One comment said, “I spoke to tons of students. Most were unaware of the politics, just liked the idea of not being in class for a little while, don’t leverage them for leftist agenda.”
One comment read in part, “Students have a right to make a statement about the state of education in the province of Ontario and [Premier] Doug Ford needs to be stopped. All great change has been brought about through public action.”
Prior to the walkout, responding to adults criticizing the students, Samson said: “Honestly, everyone’s free to their own opinion and I respect everyone for saying what they believe in, but I think that is completely wrong. We are here to make noise to show that we have a voice and to just represent what we believe in, and our rights. It’s OK for them to say they don’t believe in this, and it’s OK for us to do what we want to do, because we believe we are doing something that’s correct, and right, and hopefully it’s going to send a proper message.”
Minister of Education Lisa Thompson issued a statement on April 4 at 5:20 p.m., following the walkout.
“Today is a disappointing day for Ontario’s parents and students,” reads the statement. “On a day when we reached out to begin good-faith consultations with Ontario’s teachers, we instead are seeing Ontario teachers’ unions condoning a student walkout at schools across the province. We know teachers’ unions organized student walkouts under the previous government. I’m concerned we may be seeing the same thing now as teachers’ unions are clearly not discouraging this stunt.”
Thompson said, “over half of Ontario’s sixth grade students are failing to meet an acceptable standard on their math tests,” and said teachers’ unions “have offered no solution to the math crisis.” She said teachers were enabling students to skip classes rather than focusing on math.
“And even when students are in class, too many teachers are choosing to use students as a captive audience for their union’s political agenda.”
Thompson said the provincial government is renewing Ontario’s curriculum to ensure students have math, science and financial literacy skills, and had passed legislation that will require teachers to complete a math content knowledge test.
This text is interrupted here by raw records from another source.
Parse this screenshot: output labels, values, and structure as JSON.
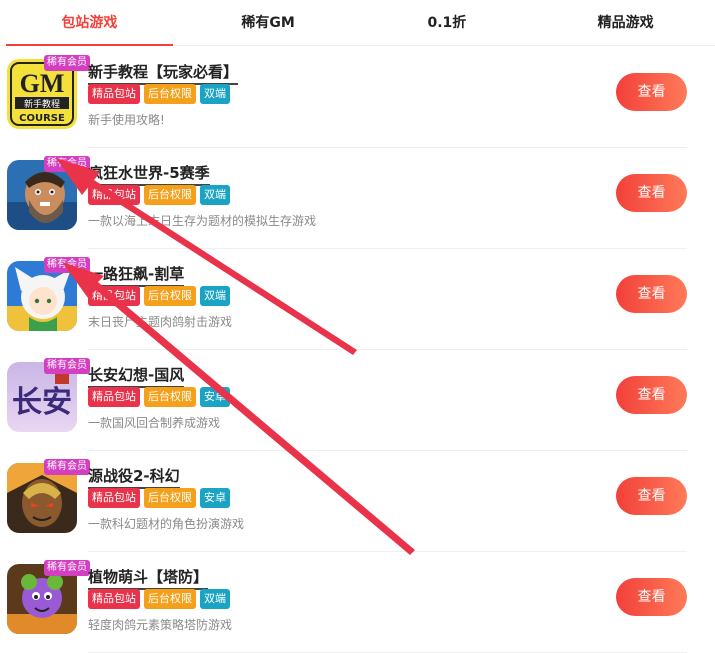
{
  "tabs": [
    {
      "label": "包站游戏",
      "active": true
    },
    {
      "label": "稀有GM",
      "active": false
    },
    {
      "label": "0.1折",
      "active": false
    },
    {
      "label": "精品游戏",
      "active": false
    }
  ],
  "colors": {
    "accent": "#f2403a",
    "vip": "#d33fc0",
    "tag_red": "#e8334a",
    "tag_orange": "#f5a01a",
    "tag_teal": "#1ba3c3",
    "arrow": "#e8334a"
  },
  "games": [
    {
      "title": "新手教程【玩家必看】",
      "vip": "稀有会员",
      "tags": [
        "精品包站",
        "后台权限",
        "双端"
      ],
      "desc": "新手使用攻略!",
      "button": "查看",
      "icon": "gm-course-icon",
      "icon_text_top": "GM",
      "icon_text_mid": "新手教程",
      "icon_text_bottom": "COURSE"
    },
    {
      "title": "疯狂水世界-5赛季",
      "vip": "稀有会员",
      "tags": [
        "精品包站",
        "后台权限",
        "双端"
      ],
      "desc": "一款以海上末日生存为题材的模拟生存游戏",
      "button": "查看",
      "icon": "bearded-man-icon"
    },
    {
      "title": "一路狂飙-割草",
      "vip": "稀有会员",
      "tags": [
        "精品包站",
        "后台权限",
        "双端"
      ],
      "desc": "末日丧尸主题肉鸽射击游戏",
      "button": "查看",
      "icon": "anime-girl-icon"
    },
    {
      "title": "长安幻想-国风",
      "vip": "稀有会员",
      "tags": [
        "精品包站",
        "后台权限",
        "安卓"
      ],
      "desc": "一款国风回合制养成游戏",
      "button": "查看",
      "icon": "changan-icon",
      "icon_text": "长安"
    },
    {
      "title": "源战役2-科幻",
      "vip": "稀有会员",
      "tags": [
        "精品包站",
        "后台权限",
        "安卓"
      ],
      "desc": "一款科幻题材的角色扮演游戏",
      "button": "查看",
      "icon": "warrior-icon"
    },
    {
      "title": "植物萌斗【塔防】",
      "vip": "稀有会员",
      "tags": [
        "精品包站",
        "后台权限",
        "双端"
      ],
      "desc": "轻度肉鸽元素策略塔防游戏",
      "button": "查看",
      "icon": "plant-icon"
    }
  ]
}
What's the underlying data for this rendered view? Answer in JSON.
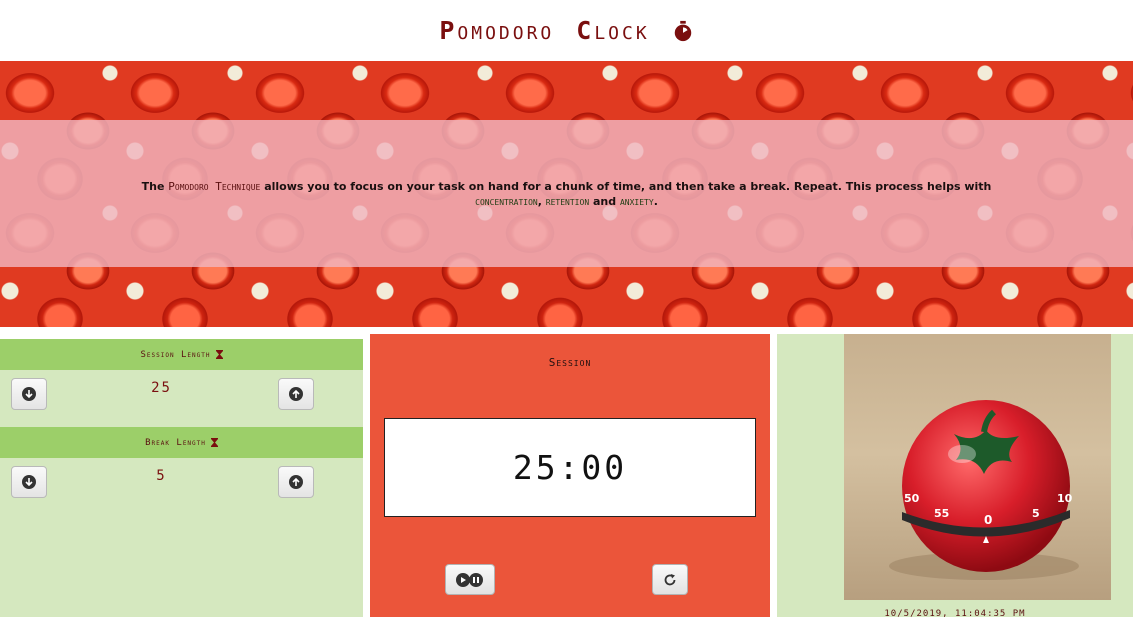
{
  "header": {
    "title_first": "P",
    "title_rest1": "omodoro",
    "title_second": "C",
    "title_rest2": "lock"
  },
  "intro": {
    "the": "The",
    "technique": "Pomodoro Technique",
    "middle": "allows you to focus on your task on hand for a chunk of time, and then take a break. Repeat. This process helps with",
    "concentration": "concentration",
    "comma": ",",
    "retention": "retention",
    "and": "and",
    "anxiety": "anxiety",
    "period": "."
  },
  "settings": {
    "session_label": "Session Length",
    "session_value": "25",
    "break_label": "Break Length",
    "break_value": "5"
  },
  "timer": {
    "label": "Session",
    "time": "25:00"
  },
  "photo": {
    "dial_numbers": [
      "50",
      "55",
      "0",
      "5",
      "10"
    ]
  },
  "footer": {
    "datetime": "10/5/2019, 11:04:35 PM"
  },
  "colors": {
    "title": "#7a0f0f",
    "settings_bg": "#d5e8bf",
    "settings_head": "#9ccf69",
    "timer_bg": "#eb553a"
  },
  "icons": {
    "title_icon": "stopwatch-icon",
    "hourglass": "hourglass-icon",
    "decrement": "arrow-down-circle-icon",
    "increment": "arrow-up-circle-icon",
    "play_pause": "play-pause-icon",
    "reset": "reset-icon"
  }
}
“In the meantime, I want to remind parents that, should they be concerned about their child’s safety because of any union support of the walkout, they always have the option to contact the Ontario College of Teachers, which is the regulatory body responsible for teacher misconduct.”
“...I want everyone in Ontario to know that we are prepared to take action to give parents peace of mind that no one will ever use our children as a captive audience or bargaining chip as part of their union’s political games.”
Samson said Thompson’s statement was “upsetting and unsettling.”
“Teachers are not using us for their own political agenda,” she wrote to the Times following the walkout. “They are supporting and looking out for their students that they know more personally than say the Minister of Education knows each student. [The provincial government has] a warped agenda to get students back to the levels and scores they perhaps once were by going back to the old way of teaching but they do not realize that today is a new age and things are evolving. Nothing is staying the same and things need to advance, not go back ... Everybody is entitled to their own opinion but I do not support hers.”
HHSS vice-principal David Waito said prior to the event, the school would encourage students to consider alternatives to the walkout, such as writing to their local MPP or the Minister of Education. He said students were not encouraged to leave class, but acknowledged their right to peacefully protest. All students who participated in the walkout were marked absent from class.
Samson thanked the students for “gathering and leaving the classes respectfully and returning after the walkout finished respectfully, but also protesting with all their hearts.”